There's more to experience when you log in!
Welcome to yet another #MapInfoMonday article!
Today, we will look at one way to copy data from a point to another point nearby.
MapInfo Pro allows you to update one table with values from another table when you can specify a join between these two tables using the Update Column dialog. This join can be an attribute join or a spatial join. These joins are however somewhat limited compared to the full amount of join options you have these days with MapInfo Pro. You can for example not use a join specifying that two records, for example, points, should be within a distance of say 1 meter from eachother.
In this article, I will show you how you join the two tables using the Select statement and they use Update Column to update one of the tables with data from the other table using the result of the join query.
As you can see in the map above, the orange measurement points are not located exactly on top of the existing black address points. Also, these orange points are not the same distance from the addresses so we need to use some sort of tolerance to find the nearest one.
The idea here is to calculate the distance between the measurement points and the addresses and only keep those where the distance is under say 1 meter. This will probably not match up all measurement points with an address but at least some. We can then extend the distance and slowly work our way through the measurement points until all have been assigned an address.
To avoid including a measurement point that already has been assigned and address we add an additional condition to only use the measurement points where the FullAddress column is empty, that is no address has been assigned to it.
Select t1.*, t2.AddressPostalCode
From Address_Measurements As "t1"
, Addresses As "t2" Cross Join
Where ObjectDistance(t1.obj, t2.obj, "m") < 1
And t1.FullAddress = ""
Please note that with a Cross Join you are joining each record in the first table to each record in the second table and then you use the conditions in the Where part of the Select statement to limit the records returned. This can be slow especially if you have large tables. In my example, the address table holds around 14,000 records, and the measurement table holds around 200 records. This results in a total of 2,800,000 that the conditions need to be applied to. Further down, I'll show how you can limit the number of addresses to use.

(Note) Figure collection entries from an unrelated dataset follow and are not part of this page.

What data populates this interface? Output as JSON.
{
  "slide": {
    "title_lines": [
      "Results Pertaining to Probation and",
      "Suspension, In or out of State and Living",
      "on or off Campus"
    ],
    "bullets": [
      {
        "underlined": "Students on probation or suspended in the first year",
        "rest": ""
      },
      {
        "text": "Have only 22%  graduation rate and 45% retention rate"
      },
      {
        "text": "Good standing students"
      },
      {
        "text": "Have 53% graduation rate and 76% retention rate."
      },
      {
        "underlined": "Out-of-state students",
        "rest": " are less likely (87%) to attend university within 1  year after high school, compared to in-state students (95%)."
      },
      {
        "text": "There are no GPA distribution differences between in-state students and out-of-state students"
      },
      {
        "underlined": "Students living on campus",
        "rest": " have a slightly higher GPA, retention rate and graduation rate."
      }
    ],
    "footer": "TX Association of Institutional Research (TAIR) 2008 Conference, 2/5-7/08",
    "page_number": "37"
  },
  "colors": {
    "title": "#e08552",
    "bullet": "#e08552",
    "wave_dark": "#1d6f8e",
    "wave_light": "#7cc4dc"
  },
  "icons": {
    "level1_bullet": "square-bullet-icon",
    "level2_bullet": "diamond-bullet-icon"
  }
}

Once the query has returned some records I can use the Update statement to copy the address string from the AddressPostalCode to the FullAddress field in the query result.
You can do this via the Update Column dialog, or use the SQL Window as I do below using this Update statement:
Set FullAddress = AddressPostalCode
You will now have to repeat this process until all measurements have been assigned the full address from the nearest address.
For each repeat, you make the distance bigger. You can either add 1 to the current distance or maybe go from 1 to 2, to 5, and to 10. The idea is to try to avoid finding multiple addresses for a single measurement.
If you feel comfortable about the process, you can also consider merging the Select and Update statements into one script. This will make it easier to repeat the process as you can stick to using one script.
Note that a MapBasic script in the SQL Window can consist of multiple statements that are executed in order.
Please note that you may see an error in the Output Area of the SQL Window. This will happen if the query doesn't find any matches which can happen if this distance is too small or if all the measurements have been assigned a full address.
As I mentioned earlier, the Cross Join may take time to run if you are comparing a large number of records.
The most simple way to speed up the Cross Join query is to limit the number of records in the tables.
In this example, we can limit the number of addresses in the Cross Join by only using those that are close to the measurement points. This can easily be done using a Sub Select query where we only return the addresses that are within a combined buffer around all the measurement points.
Here is an example of such a Select statement. The statement uses a sub-select to create an aggregated buffer around all the measurement points. This aggregated buffer is then used to select the addresses that are within 50 meters of the measurement points.
Where OBJ Within
(Select AggregateBuffer(obj, 12, 50, "m") From Address_Measurements)
As you can see in the image above, this query runs quite fast. Less than half a second. In the map, you can see the purple points which are the addresses that are within the 50-meter buffer from the measurement points. I have used a quite large buffer. You can certainly make this closer to the actual distance you are using in your Cross Join Select statement.
You will also have to change the Select statement to now use your temporary query instead of the Address table. As I am using a table alias for my tables, all I have to change is to change the name of the second table in the From part of the Select statement.
This small optimization improves the performance from 105 seconds to around 10 seconds.
If you want, you can even add the Sub Select query to your combined script.
I hope you have found this article useful. There are other ways to do this. You can use the Distance Calculator to find the nearest address for each measurement point and you can create larger and larger buffers around your measurement points and use a standard spatial operator to match the address points to the measurement points. As you probably know, MapInfo Pro is quite flexible and allows you to do things in multiple ways.